Q : Je voudrais parler des sankhāra qui apparaissent et disparaissent dans l’esprit – la colère, par exemple. La vue d’une certaine personne peut suffire à éveiller ma colère. Quand cette personne s’en va, la colère disparaît mais si, des années plus tard, je la revois, la colère revient – et puis elle cesse à nouveau. Que faire dans des situations comme celle-ci où la colère revient régulièrement ? On dirait qu’elle reste présente dans le cœur …

En réalité, nous n’avons pas à maîtriser ou à essayer d’empêcher quoi que ce soit d’apparaître. Nous devons seulement demeurer conscients de nous-mêmes en permanence.

Les émotions comme celle-ci sont des visiteurs qui s’arrêtent au passage pour nous voir. Mais elles peuvent être dangereuses, c’est pourquoi nous devons y faire attention. Mais, comme l’a dit le Bouddha, les choses qui apparaissent finissent aussi par disparaître.



Q : Il n’est donc pas nécessaire de chercher à comprendre pourquoi nous nous mettons en colère ou d’y penser trop ? Est-ce que nous devons seulement observer que la colère, après être apparue, finit par disparaître ?
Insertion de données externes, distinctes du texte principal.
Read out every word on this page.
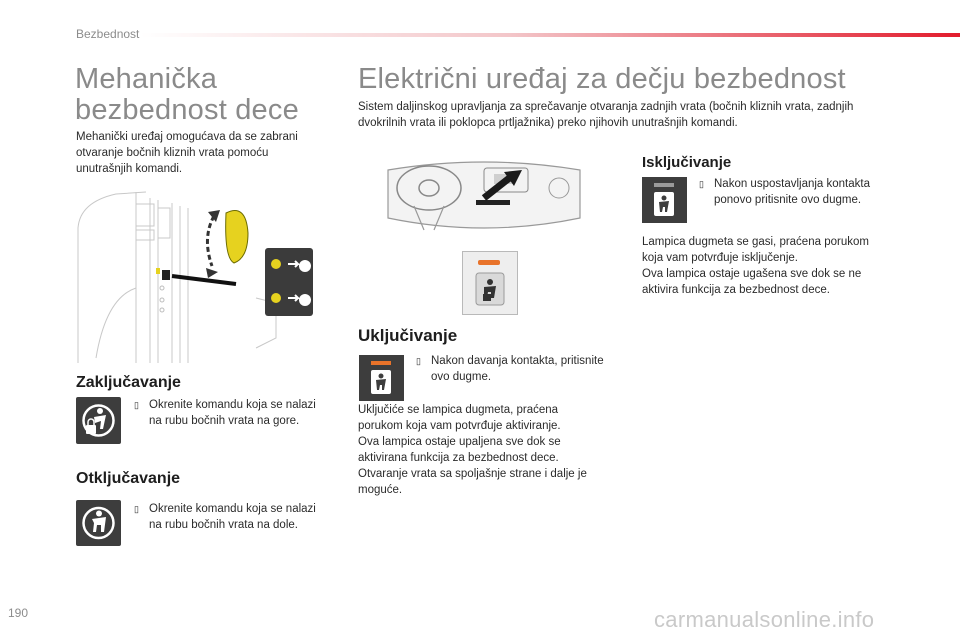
Bezbednost
Mehanička
bezbednost dece
Mehanički uređaj omogućava da se zabrani
otvaranje bočnih kliznih vrata pomoću
unutrašnjih komandi.
Zaključavanje
▯ Okrenite komandu koja se nalazi
na rubu bočnih vrata na gore.
Otključavanje
▯ Okrenite komandu koja se nalazi
na rubu bočnih vrata na dole.
Električni uređaj za dečju bezbednost
Sistem daljinskog upravljanja za sprečavanje otvaranja zadnjih vrata (bočnih kliznih vrata, zadnjih
dvokrilnih vrata ili poklopca prtljažnika) preko njihovih unutrašnjih komandi.
Uključivanje
▯ Nakon davanja kontakta, pritisnite
ovo dugme.
Uključiće se lampica dugmeta, praćena
porukom koja vam potvrđuje aktiviranje.
Ova lampica ostaje upaljena sve dok se
aktivirana funkcija za bezbednost dece.
Otvaranje vrata sa spoljašnje strane i dalje je
moguće.
Isključivanje
▯ Nakon uspostavljanja kontakta
ponovo pritisnite ovo dugme.
Lampica dugmeta se gasi, praćena porukom
koja vam potvrđuje isključenje.
Ova lampica ostaje ugašena sve dok se ne
aktivira funkcija za bezbednost dece.
190	carmanualsonline.info
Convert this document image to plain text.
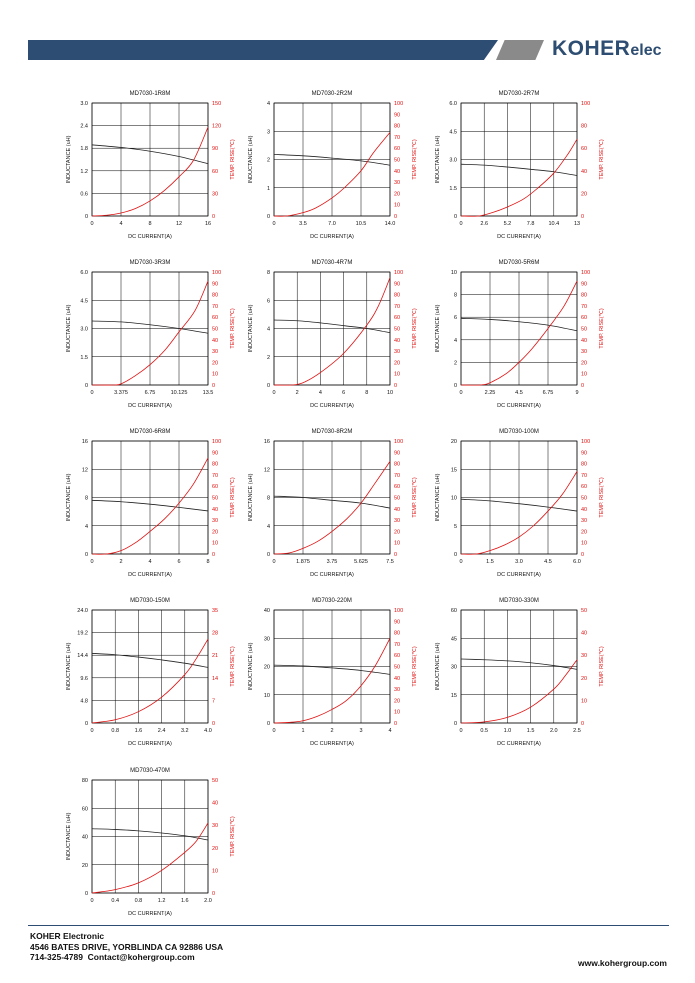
KOHERelec
MD7030-1R8M
0	4	8	12	16
0
0.6
1.2
1.8
2.4
3.0
0
30
60
90
120
150
DC CURRENT(A)
INDUCTANCE (uH)	TEMP. RISE(℃)
MD7030-2R2M
0	3.5	7.0	10.5	14.0
0
1
2
3
4
0
10
20
30
40
50
60
70
80
90
100
DC CURRENT(A)
INDUCTANCE (uH)	TEMP. RISE(℃)
MD7030-2R7M
0	2.6	5.2	7.8	10.4	13
0
1.5
3.0
4.5
6.0
0
20
40
60
80
100
DC CURRENT(A)
INDUCTANCE (uH)	TEMP. RISE(℃)
MD7030-3R3M
0	3.375	6.75	10.125	13.5
0
1.5
3.0
4.5
6.0
0
10
20
30
40
50
60
70
80
90
100
DC CURRENT(A)
INDUCTANCE (uH)	TEMP. RISE(℃)
MD7030-4R7M
0	2	4	6	8	10
0
2
4
6
8
0
10
20
30
40
50
60
70
80
90
100
DC CURRENT(A)
INDUCTANCE (uH)	TEMP. RISE(℃)
MD7030-5R6M
0	2.25	4.5	6.75	9
0
2
4
6
8
10
0
10
20
30
40
50
60
70
80
90
100
DC CURRENT(A)
INDUCTANCE (uH)	TEMP. RISE(℃)
MD7030-6R8M
0	2	4	6	8
0
4
8
12
16
0
10
20
30
40
50
60
70
80
90
100
DC CURRENT(A)
INDUCTANCE (uH)	TEMP. RISE(℃)
MD7030-8R2M
0	1.875	3.75	5.625	7.5
0
4
8
12
16
0
10
20
30
40
50
60
70
80
90
100
DC CURRENT(A)
INDUCTANCE (uH)	TEMP. RISE(℃)
MD7030-100M
0	1.5	3.0	4.5	6.0
0
5
10
15
20
0
10
20
30
40
50
60
70
80
90
100
DC CURRENT(A)
INDUCTANCE (uH)	TEMP. RISE(℃)
MD7030-150M
0	0.8	1.6	2.4	3.2	4.0
0
4.8
9.6
14.4
19.2
24.0
0
7
14
21
28
35
DC CURRENT(A)
INDUCTANCE (uH)	TEMP. RISE(℃)
MD7030-220M
0	1	2	3	4
0
10
20
30
40
0
10
20
30
40
50
60
70
80
90
100
DC CURRENT(A)
INDUCTANCE (uH)	TEMP. RISE(℃)
MD7030-330M
0	0.5	1.0	1.5	2.0	2.5
0
15
30
45
60
0
10
20
30
40
50
DC CURRENT(A)
INDUCTANCE (uH)	TEMP. RISE(℃)
MD7030-470M
0	0.4	0.8	1.2	1.6	2.0
0
20
40
60
80
0
10
20
30
40
50
DC CURRENT(A)
INDUCTANCE (uH)	TEMP. RISE(℃)
KOHER Electronic
4546 BATES DRIVE, YORBLINDA CA 92886 USA
714-325-4789  Contact@kohergroup.com
www.kohergroup.com
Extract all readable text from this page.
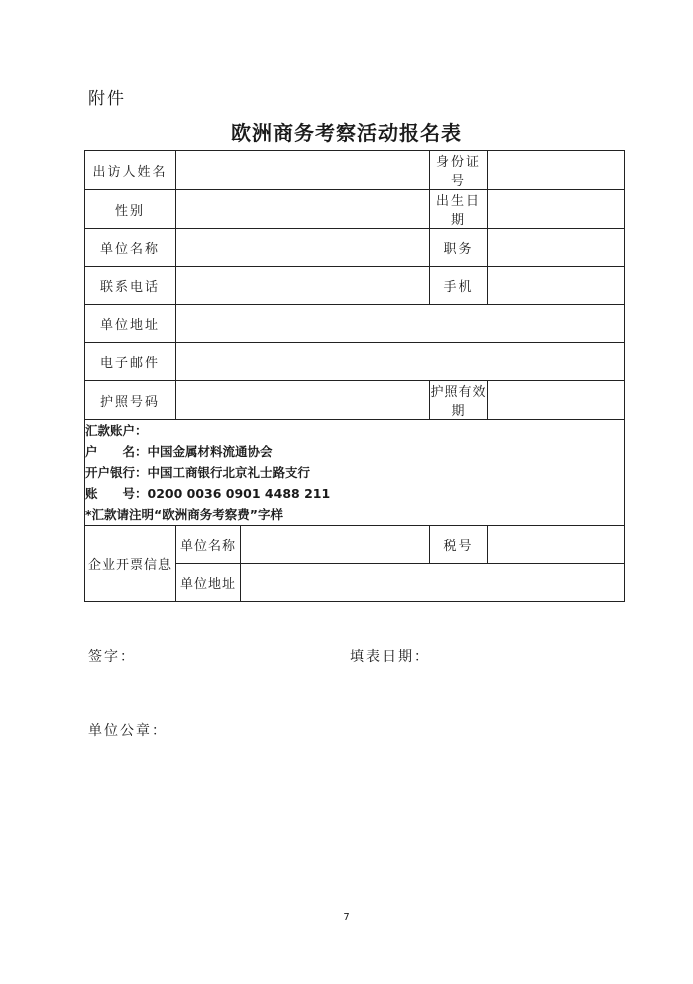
附件
欧洲商务考察活动报名表
出访人姓名			身份证号	
性别			出生日期	
单位名称			职务	
联系电话			手机	
单位地址				
电子邮件				
护照号码			护照有效期	

汇款账户：
户　　名：中国金属材料流通协会
开户银行：中国工商银行北京礼士路支行
账　　号：0200 0036 0901 4488 211
*汇款请注明“欧洲商务考察费”字样				

企业开票信息	单位名称		税号	
	单位地址			
签字：	填表日期：
单位公章：
7
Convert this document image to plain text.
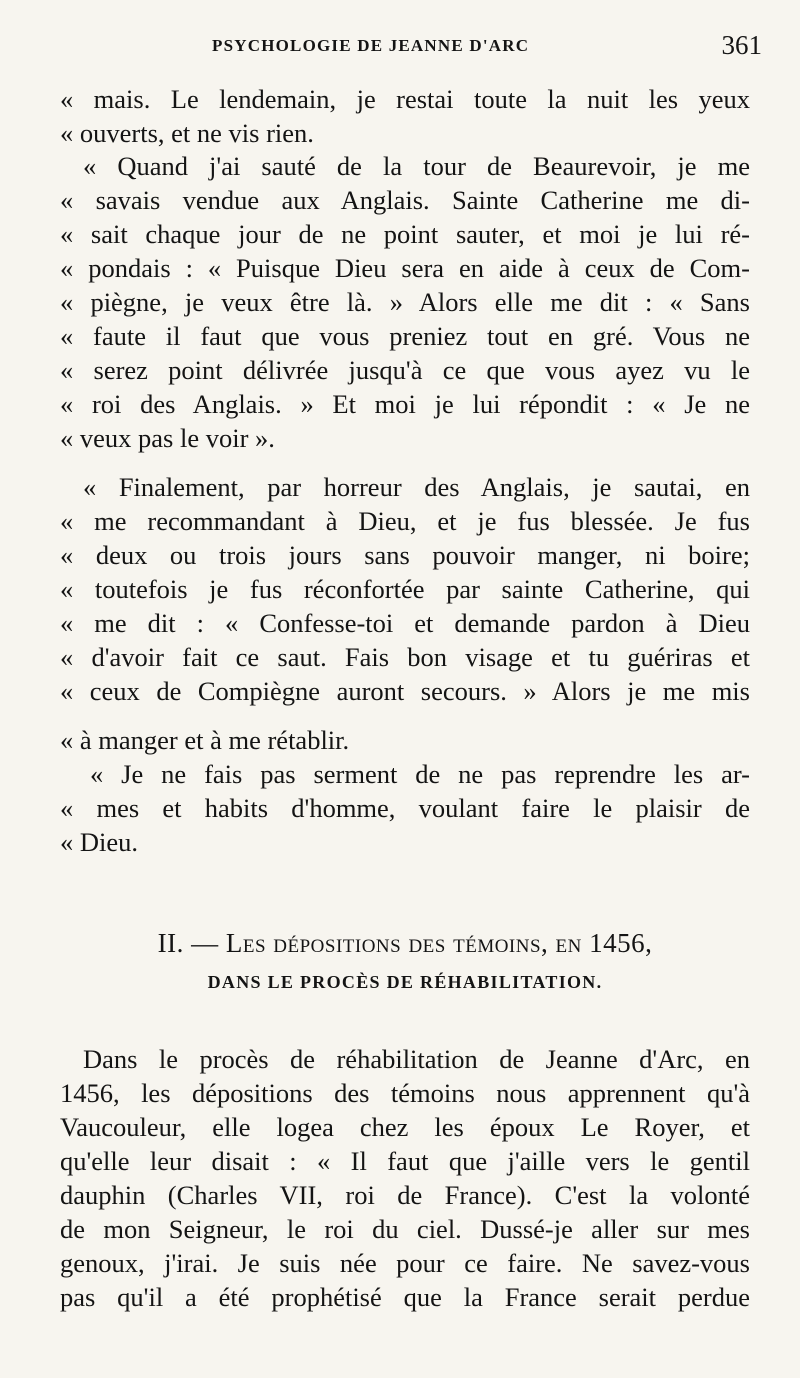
PSYCHOLOGIE DE JEANNE D'ARC	361
« mais. Le lendemain, je restai toute la nuit les yeux
« ouverts, et ne vis rien.
« Quand j'ai sauté de la tour de Beaurevoir, je me
« savais vendue aux Anglais. Sainte Catherine me di-
« sait chaque jour de ne point sauter, et moi je lui ré-
« pondais : « Puisque Dieu sera en aide à ceux de Com-
« piègne, je veux être là. » Alors elle me dit : « Sans
« faute il faut que vous preniez tout en gré. Vous ne
« serez point délivrée jusqu'à ce que vous ayez vu le
« roi des Anglais. » Et moi je lui répondit : « Je ne
« veux pas le voir ».
« Finalement, par horreur des Anglais, je sautai, en
« me recommandant à Dieu, et je fus blessée. Je fus
« deux ou trois jours sans pouvoir manger, ni boire;
« toutefois je fus réconfortée par sainte Catherine, qui
« me dit : « Confesse-toi et demande pardon à Dieu
« d'avoir fait ce saut. Fais bon visage et tu guériras et
« ceux de Compiègne auront secours. » Alors je me mis
« à manger et à me rétablir.
« Je ne fais pas serment de ne pas reprendre les ar-
« mes et habits d'homme, voulant faire le plaisir de
« Dieu.
II. — Les dépositions des témoins, en 1456,
DANS LE PROCÈS DE RÉHABILITATION.
Dans le procès de réhabilitation de Jeanne d'Arc, en
1456, les dépositions des témoins nous apprennent qu'à
Vaucouleur, elle logea chez les époux Le Royer, et
qu'elle leur disait : « Il faut que j'aille vers le gentil
dauphin (Charles VII, roi de France). C'est la volonté
de mon Seigneur, le roi du ciel. Dussé-je aller sur mes
genoux, j'irai. Je suis née pour ce faire. Ne savez-vous
pas qu'il a été prophétisé que la France serait perdue
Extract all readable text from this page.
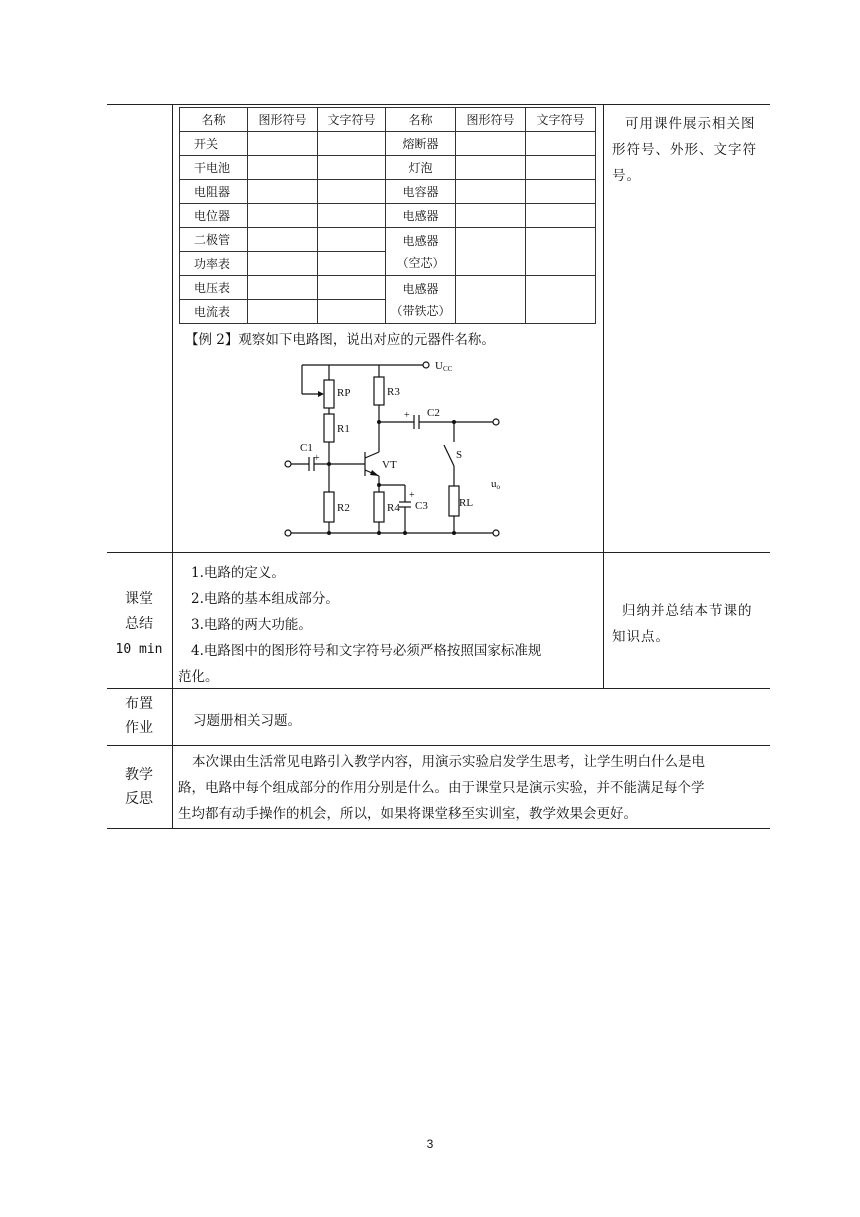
名称	图形符号	文字符号	名称	图形符号	文字符号
开关			熔断器		
干电池			灯泡		
电阻器			电容器		
电位器			电感器		
二极管			电感器
（空芯）		

功率表					
电压表			电感器
（带铁芯）		

电流表					
可用课件展示相关图
形符号、外形、文字符
号。
【例 2】观察如下电路图，说出对应的元器件名称。
UCC
RP
R1
R2
R3
R4
C1
C2
C3
VT
S
RL
uo
+
+
+
课堂
总结
10 min
1.电路的定义。
2.电路的基本组成部分。
3.电路的两大功能。
4.电路图中的图形符号和文字符号必须严格按照国家标准规
范化。
归纳并总结本节课的
知识点。
布置
作业	习题册相关习题。
教学
反思
本次课由生活常见电路引入教学内容，用演示实验启发学生思考，让学生明白什么是电
路，电路中每个组成部分的作用分别是什么。由于课堂只是演示实验，并不能满足每个学
生均都有动手操作的机会，所以，如果将课堂移至实训室，教学效果会更好。
3
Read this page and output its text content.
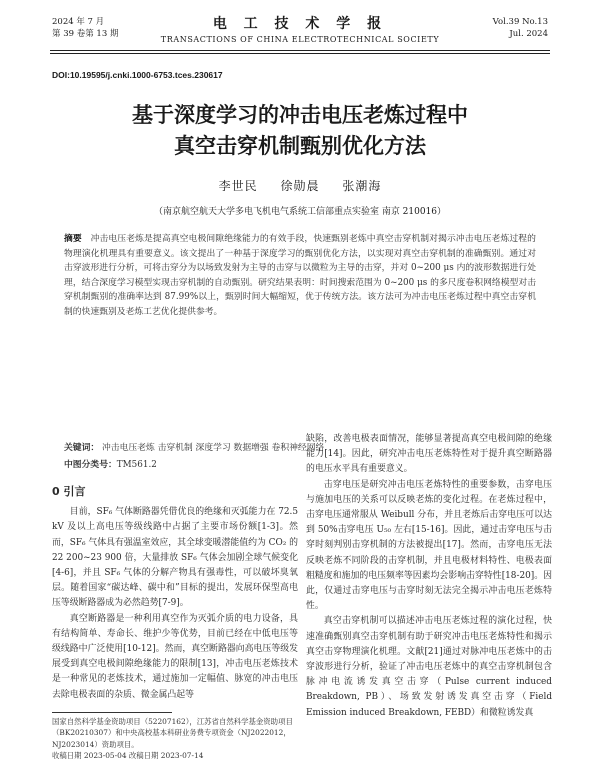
2024 年 7 月
第 39 卷第 13 期
电 工 技 术 学 报
TRANSACTIONS OF CHINA ELECTROTECHNICAL SOCIETY
Vol.39 No.13
Jul. 2024
DOI:10.19595/j.cnki.1000-6753.tces.230617
基于深度学习的冲击电压老炼过程中
真空击穿机制甄别优化方法
李世民 徐勋晨 张潮海
（南京航空航天大学多电飞机电气系统工信部重点实验室 南京 210016）
摘要 冲击电压老炼是提高真空电极间隙绝缘能力的有效手段，快速甄别老炼中真空击穿机制对揭示冲击电压老炼过程的物理演化机理具有重要意义。该文提出了一种基于深度学习的甄别优化方法，以实现对真空击穿机制的准确甄别。通过对击穿波形进行分析，可将击穿分为以场致发射为主导的击穿与以微粒为主导的击穿，并对 0~200 μs 内的波形数据进行处理，结合深度学习模型实现击穿机制的自动甄别。研究结果表明：时间搜索范围为 0~200 μs 的多尺度卷积网络模型对击穿机制甄别的准确率达到 87.99%以上，甄别时间大幅缩短，优于传统方法。该方法可为冲击电压老炼过程中真空击穿机制的快速甄别及老炼工艺优化提供参考。
关键词： 冲击电压老炼 击穿机制 深度学习 数据增强 卷积神经网络
中图分类号：TM561.2
0 引言

目前，SF₆ 气体断路器凭借优良的绝缘和灭弧能力在 72.5 kV 及以上高电压等级线路中占据了主要市场份额[1-3]。然而，SF₆ 气体具有强温室效应，其全球变暖潜能值约为 CO₂ 的 22 200~23 900 倍，大量排放 SF₆ 气体会加剧全球气候变化[4-6]，并且 SF₆ 气体的分解产物具有强毒性，可以破坏臭氧层。随着国家“碳达峰、碳中和”目标的提出，发展环保型高电压等级断路器成为必然趋势[7-9]。

真空断路器是一种利用真空作为灭弧介质的电力设备，具有结构简单、寿命长、维护少等优势，目前已经在中低电压等级线路中广泛使用[10-12]。然而，真空断路器向高电压等级发展受到真空电极间隙绝缘能力的限制[13]，冲击电压老炼技术是一种常见的老炼技术，通过施加一定幅值、脉宽的冲击电压去除电极表面的杂质、微金属凸起等

缺陷，改善电极表面情况，能够显著提高真空电极间隙的绝缘能力[14]。因此，研究冲击电压老炼特性对于提升真空断路器的电压水平具有重要意义。

击穿电压是研究冲击电压老炼特性的重要参数，击穿电压与施加电压的关系可以反映老炼的变化过程。在老炼过程中，击穿电压通常服从 Weibull 分布，并且老炼后击穿电压可以达到 50%击穿电压 U₅₀ 左右[15-16]。因此，通过击穿电压与击穿时刻判别击穿机制的方法被提出[17]。然而，击穿电压无法反映老炼不同阶段的击穿机制，并且电极材料特性、电极表面粗糙度和施加的电压频率等因素均会影响击穿特性[18-20]。因此，仅通过击穿电压与击穿时刻无法完全揭示冲击电压老炼特性。

真空击穿机制可以描述冲击电压老炼过程的演化过程，快速准确甄别真空击穿机制有助于研究冲击电压老炼特性和揭示真空击穿物理演化机理。文献[21]通过对脉冲电压老炼中的击穿波形进行分析，验证了冲击电压老炼中的真空击穿机制包含脉冲电流诱发真空击穿（Pulse current induced Breakdown, PB）、场致发射诱发真空击穿（Field Emission induced Breakdown, FEBD）和微粒诱发真

国家自然科学基金资助项目（52207162），江苏省自然科学基金资助项目（BK20210307）和中央高校基本科研业务费专项资金（NJ2022012，NJ2023014）资助项目。
收稿日期 2023-05-04 改稿日期 2023-07-14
Enfin … il faut tout de même nous appliquer un peu à pratiquer la méditation !

C’est comme quand on travaille – on a aussi besoin de se reposer de temps en temps. Si le travail se combine avec le repos, on crée un bon équilibre. Nous ne devons pas manquer d’attention dans nos activités. Nous devons nous entraîner à développer la paix de l’esprit, de temps en temps, pour être de plus en plus capables de nous détendre. Mais le fondement de votre méditation ne doit pas être le désir ni le besoin. Continuez à pratiquer la méditation régulièrement jusqu’à ce qu’elle fasse partie de vos habitudes.



Q : Il m’arrive d’avoir des rêves très précis d’événements futurs, comme des accidents ou autres mauvaises nouvelles. Devrais-je m’en préoccuper, en parler ou garder cela pour moi ?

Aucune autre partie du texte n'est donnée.